The Pittsburgh Steelers’ near future, and potentially foreseeable future, took its first steps on the UPMC Rooney Sports Complex practice field yesterday in the form of first-round quarterback Kenny Pickett, who is not unfamiliar with the area. Indeed, he practiced right next door, and played his home games at Heinz Field, for the Panthers (as if you weren’t aware).
Whether or not he establishes himself as the long-term franchise quarterback for the Steelers, one thing I don’t think we’ll have to worry about is him not knowing what he’s doing. He comes in poised and ready to embrace the role of a professional, and shows a willingness to lead right off the bat.
“I’m just being myself. I know how to operate—I know what it’s supposed to look like at a high level”, Pickett told reporters following yesterday’s opening of rookie minicamp when he was asked about his visible moments of leading others through drills and assignments.
“I voiced an opinion to make sure to make sure we’re trying to get to the same page”, he went on. “It’s day one, but there’s little things that can help guys out with communication and stuff like that. I think as the walkthrough went, you saw that it got cleaner, so I’m happy with how that went, and excited to compete now against the defense here”.
Pickett is one of two quarterbacks in attendance at rookie minicamp, of course, the other being seventh-round draft pick Chris Oladokun. There are no first-year quarterbacks in attendance, or any other quarterbacks as tryouts, which could include veterans, so it’s all up to these rookie draft picks to lead the charge.
Of course, the coaching staff isn’t throwing the playbook at them. They’re taking in installation of the offense in stages. But it helps to have a player like Pickett who can help communicate the coach speak into player vernacular because of the level of detail he puts in on his own, and the experience he has already had—even with some familiarity in the offense thanks to his connections with Matt Canada and Mark Whipple.
Still, he isn’t about to get ahead of himself. He understands this is a journey, and he’s taking the first steps on that journey now. “Just learning what I have to do”, as he put it, and with one simple goal in mind. “I mean, I got no shot if I don’t know what I’m doing”.

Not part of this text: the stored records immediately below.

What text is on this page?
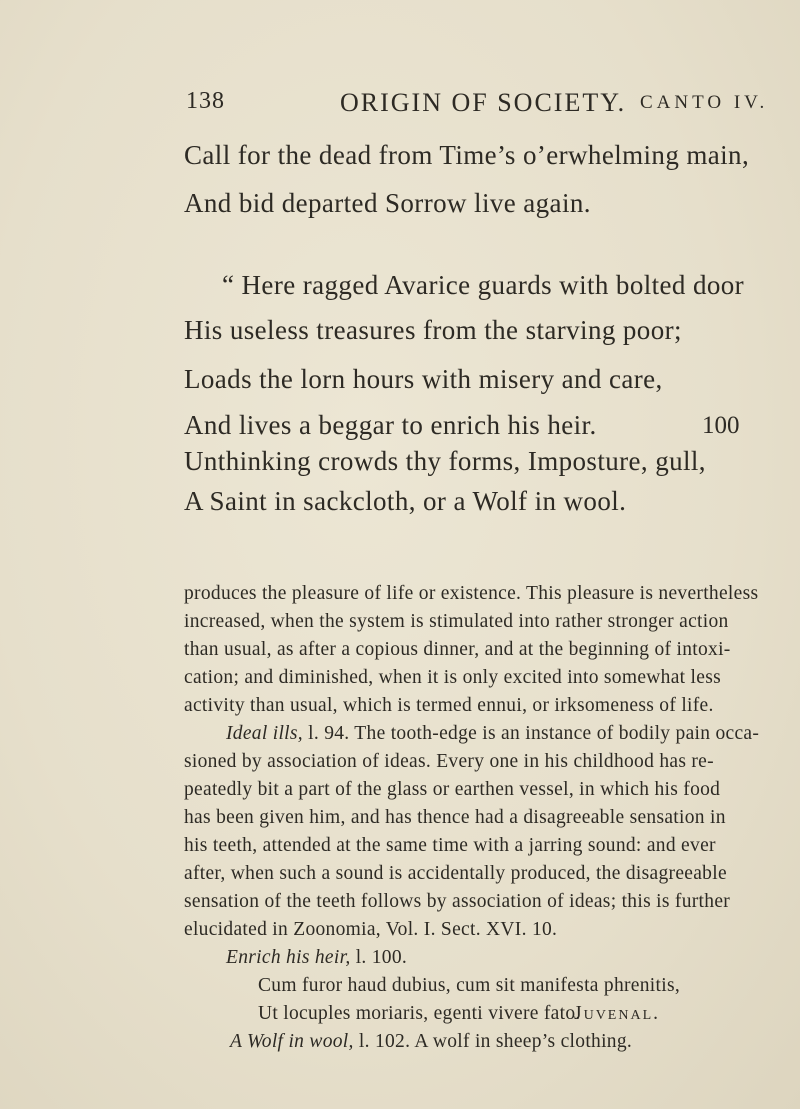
138	ORIGIN OF SOCIETY. CANTO IV.
Call for the dead from Time’s o’erwhelming main,
And bid departed Sorrow live again.
“ Here ragged Avarice guards with bolted door
His useless treasures from the starving poor;
Loads the lorn hours with misery and care,
And lives a beggar to enrich his heir.	100
Unthinking crowds thy forms, Imposture, gull,
A Saint in sackcloth, or a Wolf in wool.
produces the pleasure of life or existence. This pleasure is nevertheless
increased, when the system is stimulated into rather stronger action
than usual, as after a copious dinner, and at the beginning of intoxi-
cation; and diminished, when it is only excited into somewhat less
activity than usual, which is termed ennui, or irksomeness of life.
Ideal ills, l. 94. The tooth-edge is an instance of bodily pain occa-
sioned by association of ideas. Every one in his childhood has re-
peatedly bit a part of the glass or earthen vessel, in which his food
has been given him, and has thence had a disagreeable sensation in
his teeth, attended at the same time with a jarring sound: and ever
after, when such a sound is accidentally produced, the disagreeable
sensation of the teeth follows by association of ideas; this is further
elucidated in Zoonomia, Vol. I. Sect. XVI. 10.
Enrich his heir, l. 100.
Cum furor haud dubius, cum sit manifesta phrenitis,
Ut locuples moriaris, egenti vivere fato.
Juvenal.
A Wolf in wool, l. 102. A wolf in sheep’s clothing.
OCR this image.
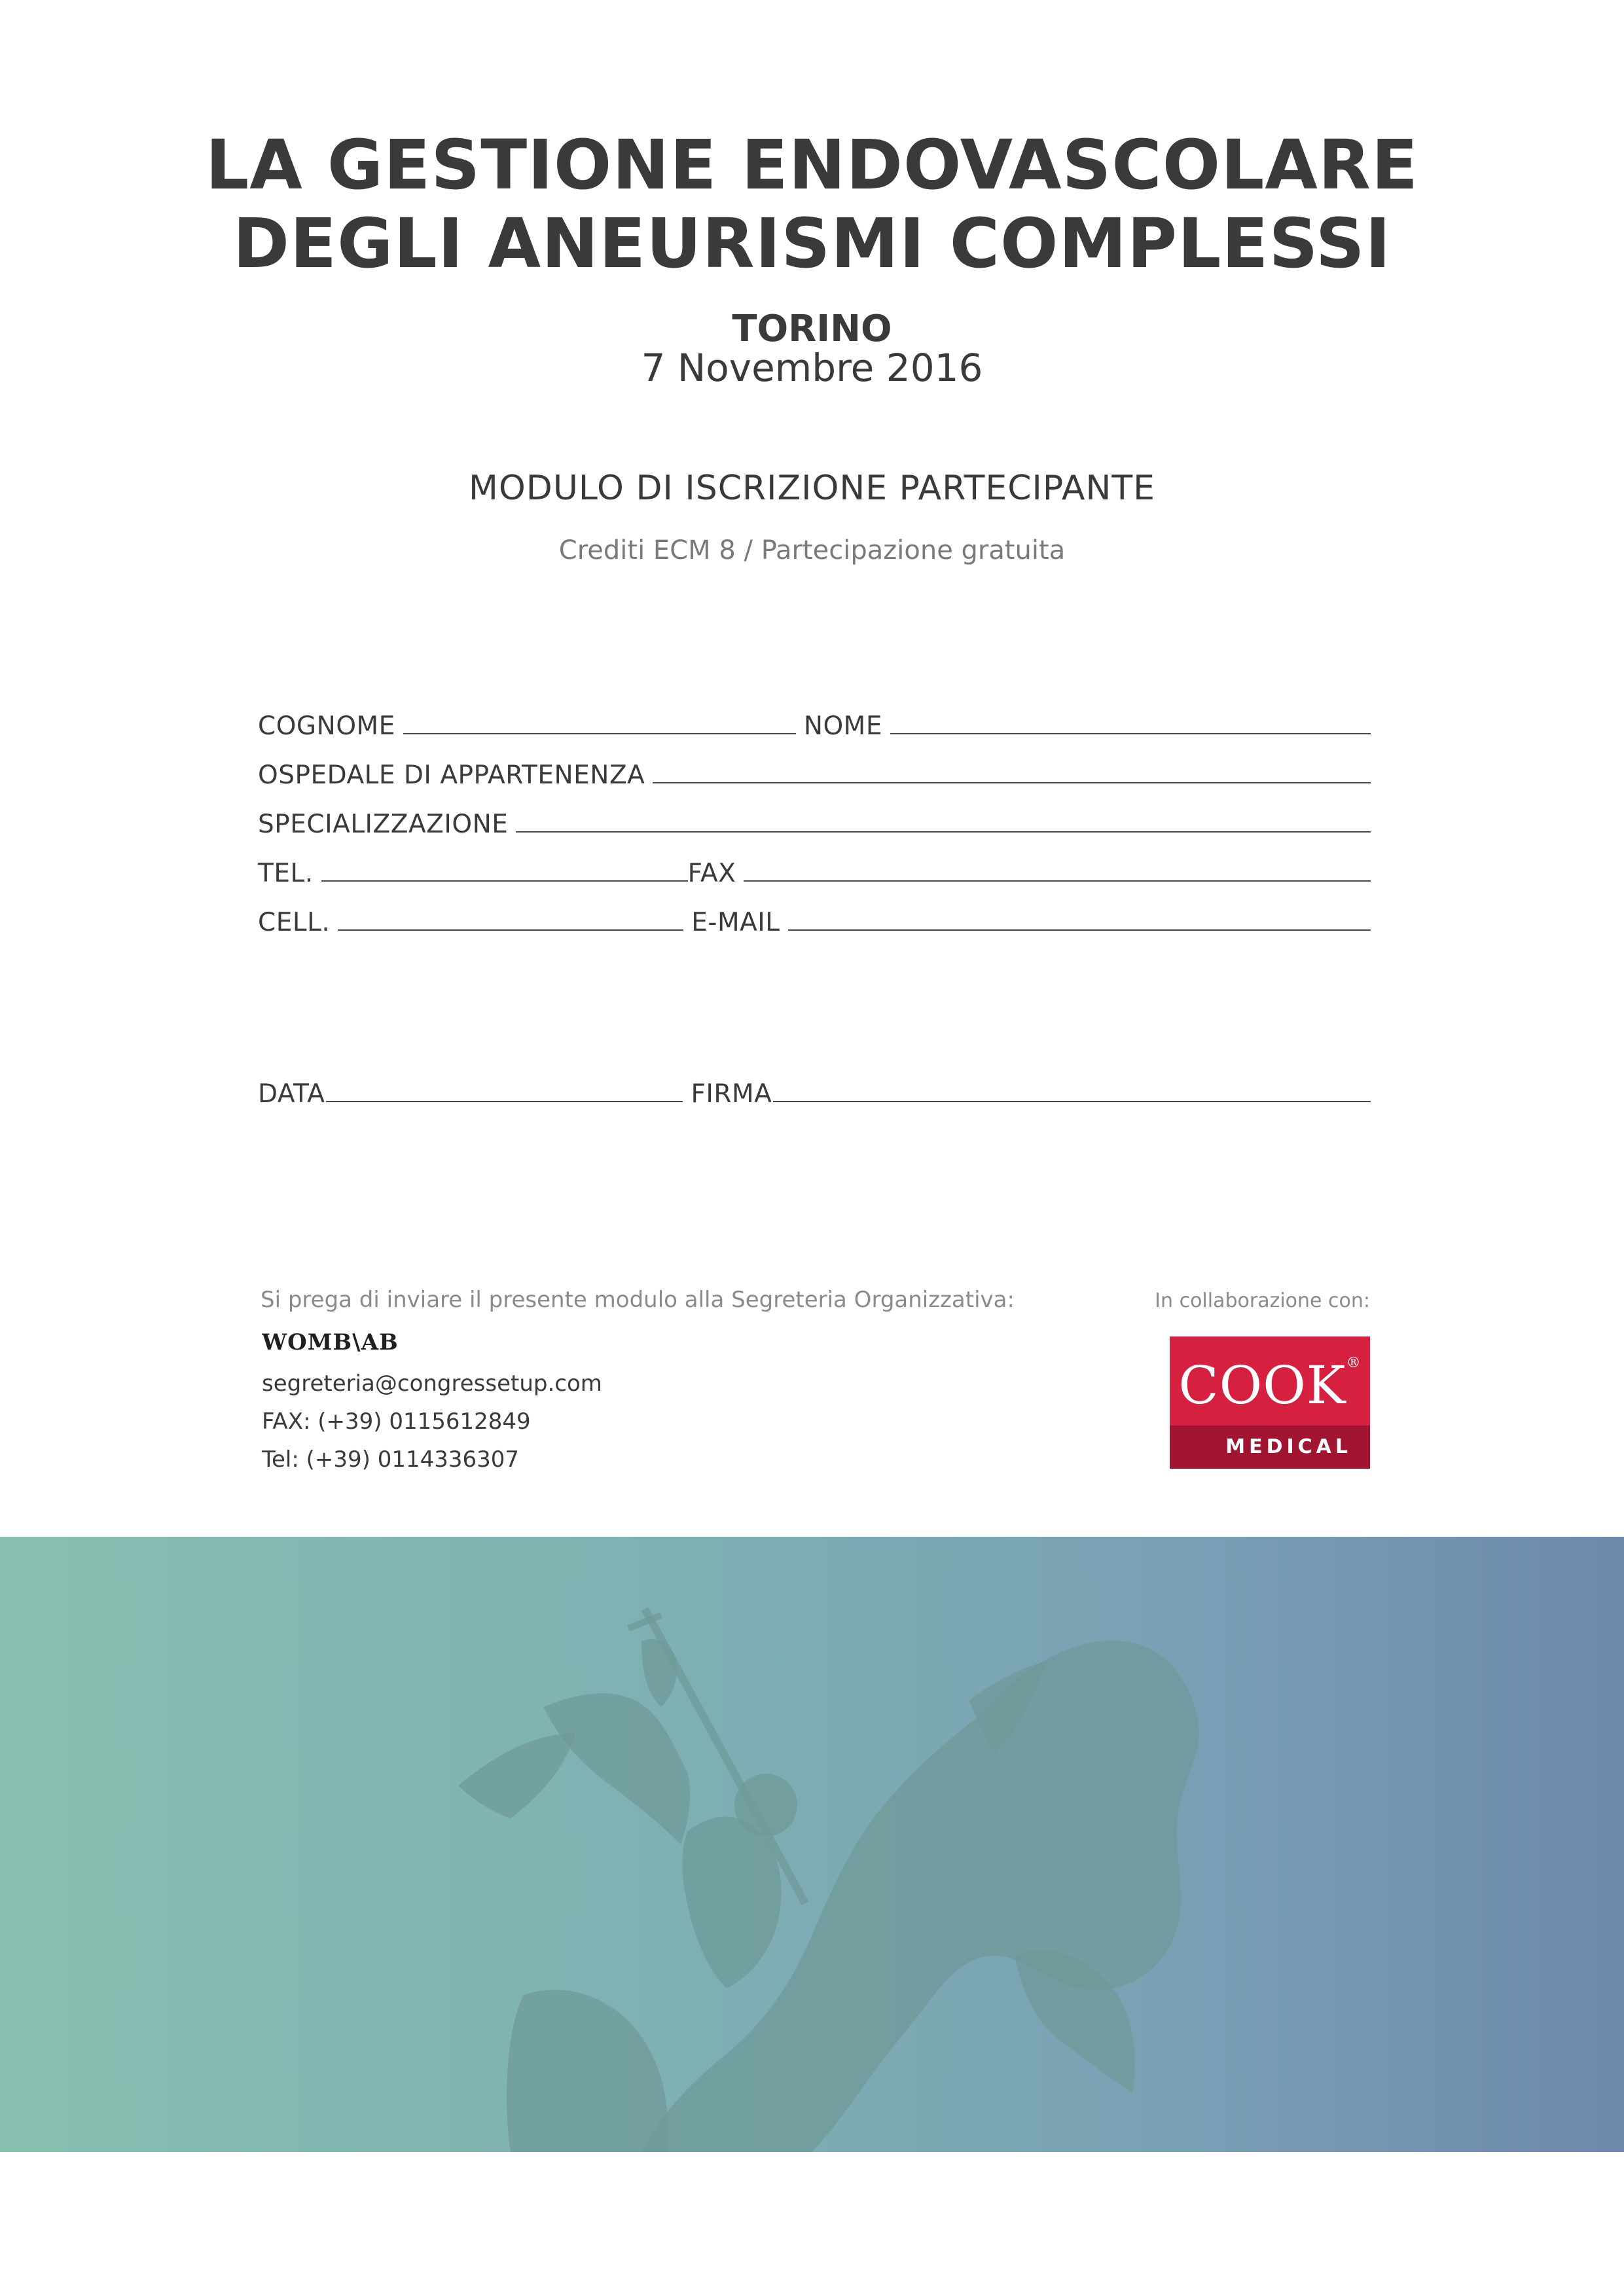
LA GESTIONE ENDOVASCOLARE
DEGLI ANEURISMI COMPLESSI
TORINO
7 Novembre 2016
MODULO DI ISCRIZIONE PARTECIPANTE
Crediti ECM 8 / Partecipazione gratuita
COGNOME	NOME
OSPEDALE DI APPARTENENZA
SPECIALIZZAZIONE
TEL.	FAX
CELL.	E-MAIL
DATA	FIRMA
Si prega di inviare il presente modulo alla Segreteria Organizzativa:	In collaborazione con:
WOMB\AB
segreteria@congressetup.com
FAX: (+39) 0115612849
Tel: (+39) 0114336307
COOK®
MEDICAL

Few quarterbacks, I think, enter a situation more ideally suited for them to succeed than does Pickett, who gets to stay in the same facility, play his home games in the same place, and even play an offense with which he has some degree of familiarity, under an offensive coordinator who recruited him in college.
What he does with all of that grounding remains to be seen, and that will ultimately be determined in stadiums. But I believe he will have every opportunity to succeed in Pittsburgh, if he has it in him to thrive at the level necessary to sustain his tenure as the face of the Steelers.